Gorman points to several factors that could have influenced the numbers. Blight, population loss, poverty, and elderly on fixed incomes.

“If they can’t leave their neighborhood, people are stuck there and it just leads to more violence,” he said. “I know there’s been a lot of drug crime there, and that drug crime all in Youngstown is one of the main drivers of violence.”

Gorman said police have reported problems with rental properties on the South Side for years.

“Those people are very poor or more transitory. They don’t have roots, and if something happens, they’re more likely to leave. And if they leave, a lot of times the landlords just don’t keep it up, so that feeds on itself. And if you’re stuck there, it’s not a good cycle to be in.”

A surge of violence erupted during the COVID-19 pandemic, Gorman notes. It happened across the country and Youngstown was no different.

“We went from 58 shooting one year to 98 the next, then 139. Then, one of the things I saw as I went through the data was some areas on the South Side where there was a lot of violence in the 90s that sort of went away, but during the pandemic, it came back. And some of that is not much related to poverty.”

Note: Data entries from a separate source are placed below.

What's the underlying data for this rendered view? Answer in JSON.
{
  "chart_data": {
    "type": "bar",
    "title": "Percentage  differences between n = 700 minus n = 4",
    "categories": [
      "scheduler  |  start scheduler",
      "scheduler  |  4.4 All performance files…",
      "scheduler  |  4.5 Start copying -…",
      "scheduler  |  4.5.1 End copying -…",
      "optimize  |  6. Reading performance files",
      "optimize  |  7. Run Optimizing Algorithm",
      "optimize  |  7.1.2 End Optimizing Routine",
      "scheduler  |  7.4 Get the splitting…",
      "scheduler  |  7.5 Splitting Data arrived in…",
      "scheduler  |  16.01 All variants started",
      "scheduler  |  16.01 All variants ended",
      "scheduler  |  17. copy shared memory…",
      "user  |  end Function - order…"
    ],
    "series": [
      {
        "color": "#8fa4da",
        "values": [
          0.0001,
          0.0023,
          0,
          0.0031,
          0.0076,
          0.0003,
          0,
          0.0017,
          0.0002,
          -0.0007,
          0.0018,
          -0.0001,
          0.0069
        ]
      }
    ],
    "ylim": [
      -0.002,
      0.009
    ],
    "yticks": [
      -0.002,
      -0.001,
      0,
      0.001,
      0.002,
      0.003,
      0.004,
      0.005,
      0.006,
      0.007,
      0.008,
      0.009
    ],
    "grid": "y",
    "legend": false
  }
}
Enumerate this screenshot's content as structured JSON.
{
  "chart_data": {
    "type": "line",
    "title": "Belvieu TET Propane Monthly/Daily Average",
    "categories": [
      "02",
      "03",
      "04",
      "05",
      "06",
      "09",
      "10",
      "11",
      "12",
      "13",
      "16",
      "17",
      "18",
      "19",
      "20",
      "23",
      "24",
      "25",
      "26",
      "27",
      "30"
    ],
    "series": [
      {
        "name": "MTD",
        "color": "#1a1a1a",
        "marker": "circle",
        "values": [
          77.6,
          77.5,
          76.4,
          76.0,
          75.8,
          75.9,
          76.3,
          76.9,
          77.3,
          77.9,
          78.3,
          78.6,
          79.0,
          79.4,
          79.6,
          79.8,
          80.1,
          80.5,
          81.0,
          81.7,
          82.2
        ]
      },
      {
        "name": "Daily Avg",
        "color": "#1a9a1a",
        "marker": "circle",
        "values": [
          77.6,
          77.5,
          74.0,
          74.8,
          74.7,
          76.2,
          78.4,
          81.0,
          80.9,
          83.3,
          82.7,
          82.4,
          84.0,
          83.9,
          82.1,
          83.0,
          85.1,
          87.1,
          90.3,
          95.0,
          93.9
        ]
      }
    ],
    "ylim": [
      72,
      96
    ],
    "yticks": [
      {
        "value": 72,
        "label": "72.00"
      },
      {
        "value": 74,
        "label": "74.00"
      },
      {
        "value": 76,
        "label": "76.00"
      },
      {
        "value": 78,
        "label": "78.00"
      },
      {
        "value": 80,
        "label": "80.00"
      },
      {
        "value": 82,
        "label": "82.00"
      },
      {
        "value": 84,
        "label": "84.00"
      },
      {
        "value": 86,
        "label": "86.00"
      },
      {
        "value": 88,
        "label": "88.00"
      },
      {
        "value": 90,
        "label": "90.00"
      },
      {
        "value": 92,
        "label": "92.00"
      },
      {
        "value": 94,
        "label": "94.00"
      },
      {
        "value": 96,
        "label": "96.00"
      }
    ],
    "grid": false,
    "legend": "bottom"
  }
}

Gorman said it could be social media feuds, for example. A shooting happened on Kist Place in late 2020 when some people put on Facebook live where they were hanging out and someone who didn’t like them saw the Facebook live and went down there and shot up the house.

“It shows how our violence has been more fluid,” Gorman said. Social media has a lot to do with that during the pandemic and also a lot of Youngstown’s violence is retaliatory. So, we’ll have times of violence where one person will get shot and then somebody will want payback.”

Seeing the violence coming back could be an anomaly or it could be a trend.

“Because a lot of these places where the violence left the people who stayed the neighborhoods are pretty stable, so it’s kind of surprising that it would come back,” Gorman said.